Combined pathway analyses of sequencing data


MD Anderson Cancer Center





Understanding the cancer stem cell (CSC) landscape in diffuse intrinsic pontine glioma (DIPG) is desperately needed to address treatment resistance and identify novel therapeutic approaches. Patient-derived DIPG cells demonstrated heterogeneous expression of aldehyde dehydrogenase (ALDH) and CD133 by flow cytometry. Transcriptome-level characterization identified elevated mRNA levels of MYC, E2F, DNA damage repair (DDR) genes, glycolytic metabolism, and mTOR signaling in ALDH+ compared with ALDH−, supporting a stem-like phenotype and indicating a druggable target. ALDH+ cells demonstrated increased proliferation, neurosphere formation, and initiated tumors that resulted in decreased survival when orthotopically implanted. Pharmacologic MAPK/PI3K/mTOR targeting downregulated MYC, E2F, and DDR mRNAs and reduced glycolytic metabolism.
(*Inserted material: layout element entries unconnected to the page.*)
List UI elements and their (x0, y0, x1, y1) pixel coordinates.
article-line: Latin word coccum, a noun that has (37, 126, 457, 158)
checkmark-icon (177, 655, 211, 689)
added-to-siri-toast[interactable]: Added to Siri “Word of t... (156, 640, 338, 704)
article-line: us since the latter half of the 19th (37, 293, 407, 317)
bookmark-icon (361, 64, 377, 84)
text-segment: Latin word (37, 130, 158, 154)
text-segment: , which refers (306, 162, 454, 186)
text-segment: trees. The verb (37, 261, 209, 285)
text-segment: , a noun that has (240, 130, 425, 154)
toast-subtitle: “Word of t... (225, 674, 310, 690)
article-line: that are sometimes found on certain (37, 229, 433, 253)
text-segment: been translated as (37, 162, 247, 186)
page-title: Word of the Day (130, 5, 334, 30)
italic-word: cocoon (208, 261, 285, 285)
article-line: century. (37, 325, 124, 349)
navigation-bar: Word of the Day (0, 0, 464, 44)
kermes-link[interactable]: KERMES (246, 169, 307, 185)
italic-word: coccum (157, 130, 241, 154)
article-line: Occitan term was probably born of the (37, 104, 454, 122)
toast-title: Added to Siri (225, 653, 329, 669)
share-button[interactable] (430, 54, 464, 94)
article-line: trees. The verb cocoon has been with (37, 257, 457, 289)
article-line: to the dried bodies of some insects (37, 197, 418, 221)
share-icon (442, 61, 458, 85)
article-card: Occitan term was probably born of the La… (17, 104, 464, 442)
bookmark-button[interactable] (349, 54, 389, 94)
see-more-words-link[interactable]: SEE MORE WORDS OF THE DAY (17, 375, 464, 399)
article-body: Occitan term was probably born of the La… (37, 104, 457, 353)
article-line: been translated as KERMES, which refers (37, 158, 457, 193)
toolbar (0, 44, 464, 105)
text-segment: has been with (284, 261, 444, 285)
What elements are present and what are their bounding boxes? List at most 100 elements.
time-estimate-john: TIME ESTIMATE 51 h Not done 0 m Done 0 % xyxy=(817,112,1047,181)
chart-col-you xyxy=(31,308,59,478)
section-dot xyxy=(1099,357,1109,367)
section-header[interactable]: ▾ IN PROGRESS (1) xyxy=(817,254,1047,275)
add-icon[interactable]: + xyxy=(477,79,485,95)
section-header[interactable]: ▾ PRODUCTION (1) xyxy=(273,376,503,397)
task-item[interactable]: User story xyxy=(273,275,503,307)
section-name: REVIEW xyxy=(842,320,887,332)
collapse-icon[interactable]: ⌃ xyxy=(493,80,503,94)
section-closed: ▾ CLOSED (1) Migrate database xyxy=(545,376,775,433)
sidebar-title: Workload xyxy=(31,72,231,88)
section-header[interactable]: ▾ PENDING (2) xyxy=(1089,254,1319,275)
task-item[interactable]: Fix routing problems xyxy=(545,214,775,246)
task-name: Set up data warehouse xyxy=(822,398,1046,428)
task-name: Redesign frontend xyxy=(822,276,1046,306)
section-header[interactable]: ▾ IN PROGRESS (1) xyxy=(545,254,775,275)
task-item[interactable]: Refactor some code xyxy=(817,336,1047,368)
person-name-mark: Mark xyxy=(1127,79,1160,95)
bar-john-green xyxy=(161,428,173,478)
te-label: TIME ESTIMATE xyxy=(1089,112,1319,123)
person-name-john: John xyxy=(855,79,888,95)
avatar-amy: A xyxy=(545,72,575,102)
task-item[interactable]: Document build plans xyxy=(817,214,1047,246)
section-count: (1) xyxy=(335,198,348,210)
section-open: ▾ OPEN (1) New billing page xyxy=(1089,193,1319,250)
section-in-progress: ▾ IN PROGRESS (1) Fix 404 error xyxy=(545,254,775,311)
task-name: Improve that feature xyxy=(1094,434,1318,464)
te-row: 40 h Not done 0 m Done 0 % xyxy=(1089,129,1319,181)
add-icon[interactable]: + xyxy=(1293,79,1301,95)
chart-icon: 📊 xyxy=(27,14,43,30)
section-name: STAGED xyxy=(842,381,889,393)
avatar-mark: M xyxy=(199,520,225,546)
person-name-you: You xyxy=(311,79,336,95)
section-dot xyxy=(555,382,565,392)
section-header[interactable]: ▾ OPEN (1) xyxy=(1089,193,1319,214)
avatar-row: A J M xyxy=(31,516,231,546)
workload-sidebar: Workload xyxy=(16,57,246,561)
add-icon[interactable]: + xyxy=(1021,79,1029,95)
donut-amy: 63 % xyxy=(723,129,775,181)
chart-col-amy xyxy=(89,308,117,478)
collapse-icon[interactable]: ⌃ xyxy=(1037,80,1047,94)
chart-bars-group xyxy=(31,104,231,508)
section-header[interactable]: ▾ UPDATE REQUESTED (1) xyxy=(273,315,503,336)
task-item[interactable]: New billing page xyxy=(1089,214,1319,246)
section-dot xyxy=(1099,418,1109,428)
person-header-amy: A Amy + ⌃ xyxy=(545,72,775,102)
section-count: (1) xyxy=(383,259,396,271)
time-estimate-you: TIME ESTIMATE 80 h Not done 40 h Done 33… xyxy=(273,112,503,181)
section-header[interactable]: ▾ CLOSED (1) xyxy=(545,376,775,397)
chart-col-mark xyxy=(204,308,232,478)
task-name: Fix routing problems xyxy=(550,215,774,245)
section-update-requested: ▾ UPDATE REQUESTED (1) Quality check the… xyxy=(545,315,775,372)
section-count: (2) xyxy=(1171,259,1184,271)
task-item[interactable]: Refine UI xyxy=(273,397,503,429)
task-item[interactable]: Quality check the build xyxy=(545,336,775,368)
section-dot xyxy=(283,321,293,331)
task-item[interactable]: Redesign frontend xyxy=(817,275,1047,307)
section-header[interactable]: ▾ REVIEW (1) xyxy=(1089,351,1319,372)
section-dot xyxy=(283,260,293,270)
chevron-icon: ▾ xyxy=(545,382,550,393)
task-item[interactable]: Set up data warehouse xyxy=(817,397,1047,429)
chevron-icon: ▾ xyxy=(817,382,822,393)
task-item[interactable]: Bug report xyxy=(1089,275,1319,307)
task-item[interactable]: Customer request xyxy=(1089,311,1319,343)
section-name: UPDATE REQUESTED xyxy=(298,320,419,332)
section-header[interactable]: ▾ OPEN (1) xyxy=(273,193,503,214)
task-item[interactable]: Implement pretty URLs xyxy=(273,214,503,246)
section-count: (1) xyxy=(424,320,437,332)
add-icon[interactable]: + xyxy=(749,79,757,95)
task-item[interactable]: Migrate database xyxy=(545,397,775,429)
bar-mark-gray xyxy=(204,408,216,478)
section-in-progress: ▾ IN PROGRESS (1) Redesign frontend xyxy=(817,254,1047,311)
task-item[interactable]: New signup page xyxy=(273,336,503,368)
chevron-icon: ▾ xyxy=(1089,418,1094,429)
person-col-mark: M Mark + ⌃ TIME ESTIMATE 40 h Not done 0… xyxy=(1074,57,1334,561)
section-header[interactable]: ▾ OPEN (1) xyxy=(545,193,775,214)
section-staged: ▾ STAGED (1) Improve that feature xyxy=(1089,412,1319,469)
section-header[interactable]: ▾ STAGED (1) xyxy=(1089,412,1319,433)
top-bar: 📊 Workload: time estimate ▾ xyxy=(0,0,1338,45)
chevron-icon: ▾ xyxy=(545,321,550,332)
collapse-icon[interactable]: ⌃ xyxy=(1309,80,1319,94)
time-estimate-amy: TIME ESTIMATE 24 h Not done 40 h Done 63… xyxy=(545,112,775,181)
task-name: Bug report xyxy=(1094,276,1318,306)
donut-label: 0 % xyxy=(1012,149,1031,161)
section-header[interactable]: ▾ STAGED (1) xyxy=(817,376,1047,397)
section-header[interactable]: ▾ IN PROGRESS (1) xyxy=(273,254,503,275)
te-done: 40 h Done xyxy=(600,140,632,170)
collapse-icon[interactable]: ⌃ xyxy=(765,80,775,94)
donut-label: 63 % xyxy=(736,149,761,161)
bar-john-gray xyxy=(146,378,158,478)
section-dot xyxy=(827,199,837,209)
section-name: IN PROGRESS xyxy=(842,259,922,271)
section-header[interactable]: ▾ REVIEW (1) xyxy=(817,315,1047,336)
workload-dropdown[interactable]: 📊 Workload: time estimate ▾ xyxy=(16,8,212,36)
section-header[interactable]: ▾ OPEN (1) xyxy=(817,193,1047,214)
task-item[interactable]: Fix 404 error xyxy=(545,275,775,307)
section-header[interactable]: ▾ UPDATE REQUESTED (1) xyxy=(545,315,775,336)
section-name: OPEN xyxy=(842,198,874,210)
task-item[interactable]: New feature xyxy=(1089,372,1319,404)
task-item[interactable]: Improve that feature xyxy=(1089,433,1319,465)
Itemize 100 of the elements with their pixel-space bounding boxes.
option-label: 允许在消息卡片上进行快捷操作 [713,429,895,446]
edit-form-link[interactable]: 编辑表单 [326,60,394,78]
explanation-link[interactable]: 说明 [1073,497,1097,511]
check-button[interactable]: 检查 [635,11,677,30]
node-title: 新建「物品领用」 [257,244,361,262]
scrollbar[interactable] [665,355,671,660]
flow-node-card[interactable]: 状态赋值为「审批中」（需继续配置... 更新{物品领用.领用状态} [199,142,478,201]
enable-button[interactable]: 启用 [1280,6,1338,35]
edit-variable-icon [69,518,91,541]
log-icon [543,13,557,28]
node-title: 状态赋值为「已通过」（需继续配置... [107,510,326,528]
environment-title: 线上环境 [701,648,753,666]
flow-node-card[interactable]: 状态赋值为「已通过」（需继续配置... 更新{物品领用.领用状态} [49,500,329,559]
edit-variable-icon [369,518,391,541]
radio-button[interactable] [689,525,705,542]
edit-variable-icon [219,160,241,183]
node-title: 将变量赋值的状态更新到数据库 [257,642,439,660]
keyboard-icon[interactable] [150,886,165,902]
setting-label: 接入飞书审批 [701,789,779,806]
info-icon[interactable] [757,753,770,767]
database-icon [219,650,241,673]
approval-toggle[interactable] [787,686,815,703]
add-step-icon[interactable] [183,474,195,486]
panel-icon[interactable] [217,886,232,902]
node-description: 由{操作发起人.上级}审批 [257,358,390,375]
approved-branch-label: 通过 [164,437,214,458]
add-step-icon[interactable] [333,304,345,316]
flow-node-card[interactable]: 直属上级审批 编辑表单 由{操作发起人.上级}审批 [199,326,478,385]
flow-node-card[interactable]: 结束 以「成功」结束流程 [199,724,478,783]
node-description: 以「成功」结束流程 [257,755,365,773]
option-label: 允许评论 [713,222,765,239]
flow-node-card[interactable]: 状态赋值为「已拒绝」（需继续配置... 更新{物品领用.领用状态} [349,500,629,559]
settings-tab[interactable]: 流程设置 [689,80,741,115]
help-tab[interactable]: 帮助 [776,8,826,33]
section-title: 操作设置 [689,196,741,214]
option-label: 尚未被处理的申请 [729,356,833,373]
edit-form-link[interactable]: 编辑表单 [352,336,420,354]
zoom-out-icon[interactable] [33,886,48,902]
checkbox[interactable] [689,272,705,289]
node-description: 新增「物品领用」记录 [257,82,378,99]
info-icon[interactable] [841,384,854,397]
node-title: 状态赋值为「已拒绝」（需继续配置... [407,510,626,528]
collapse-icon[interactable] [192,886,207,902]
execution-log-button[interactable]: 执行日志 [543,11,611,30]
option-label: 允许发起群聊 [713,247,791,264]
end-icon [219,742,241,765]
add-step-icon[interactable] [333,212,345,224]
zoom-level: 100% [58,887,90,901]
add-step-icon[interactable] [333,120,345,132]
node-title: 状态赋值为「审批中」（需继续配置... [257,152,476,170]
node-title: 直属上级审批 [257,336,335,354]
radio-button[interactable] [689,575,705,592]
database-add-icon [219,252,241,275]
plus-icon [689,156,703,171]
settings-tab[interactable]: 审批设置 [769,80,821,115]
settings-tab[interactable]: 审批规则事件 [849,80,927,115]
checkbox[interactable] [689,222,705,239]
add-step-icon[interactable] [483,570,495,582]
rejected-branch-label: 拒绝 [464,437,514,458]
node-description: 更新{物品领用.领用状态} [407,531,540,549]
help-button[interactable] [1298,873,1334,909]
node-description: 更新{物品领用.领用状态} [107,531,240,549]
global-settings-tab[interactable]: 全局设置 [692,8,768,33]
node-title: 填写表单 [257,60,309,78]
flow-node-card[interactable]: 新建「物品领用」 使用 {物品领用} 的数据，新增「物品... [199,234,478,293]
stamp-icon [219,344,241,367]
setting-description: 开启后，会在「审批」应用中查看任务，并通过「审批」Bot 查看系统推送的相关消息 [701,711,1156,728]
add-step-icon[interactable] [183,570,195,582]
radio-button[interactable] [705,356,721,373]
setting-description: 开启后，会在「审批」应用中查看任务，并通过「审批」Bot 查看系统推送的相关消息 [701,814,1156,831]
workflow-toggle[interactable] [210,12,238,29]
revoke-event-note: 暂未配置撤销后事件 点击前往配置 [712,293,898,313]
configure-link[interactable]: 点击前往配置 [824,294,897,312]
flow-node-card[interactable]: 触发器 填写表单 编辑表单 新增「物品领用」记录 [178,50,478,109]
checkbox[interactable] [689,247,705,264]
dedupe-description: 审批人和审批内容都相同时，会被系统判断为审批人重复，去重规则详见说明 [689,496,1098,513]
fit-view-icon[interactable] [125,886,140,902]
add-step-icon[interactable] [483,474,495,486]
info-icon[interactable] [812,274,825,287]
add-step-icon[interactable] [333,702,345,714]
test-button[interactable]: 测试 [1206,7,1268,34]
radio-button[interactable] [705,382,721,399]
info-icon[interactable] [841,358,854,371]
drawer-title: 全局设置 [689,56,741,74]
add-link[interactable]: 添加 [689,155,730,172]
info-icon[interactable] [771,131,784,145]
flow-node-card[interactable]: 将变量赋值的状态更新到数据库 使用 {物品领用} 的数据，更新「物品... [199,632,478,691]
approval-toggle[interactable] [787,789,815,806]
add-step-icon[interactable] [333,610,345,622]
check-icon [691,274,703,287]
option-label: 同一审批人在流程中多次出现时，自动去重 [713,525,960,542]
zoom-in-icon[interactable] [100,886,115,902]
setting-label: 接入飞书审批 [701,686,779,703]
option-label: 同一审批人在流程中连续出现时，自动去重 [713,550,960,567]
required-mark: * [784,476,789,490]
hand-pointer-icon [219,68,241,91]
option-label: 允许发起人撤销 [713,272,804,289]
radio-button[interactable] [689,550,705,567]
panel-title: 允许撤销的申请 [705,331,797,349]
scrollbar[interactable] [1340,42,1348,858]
In vivo PI3K/mTOR targeting inhibited tumor growth in both flank and an ALDH+ orthotopic tumor model likely by reducing cancer stemness. In summary, we describe existence of ALDH+ DIPGs with proliferative properties due to increased metabolism, which may be regulated by the microenvironment and likely contributing to drug resistance and tumor recurrence. Characterization of ALDH+ DIPGs coupled with targeting MAPK/PI3K/mTOR signaling provides an impetus for molecularly targeted therapy aimed at addressing the CSC phenotype in DIPG.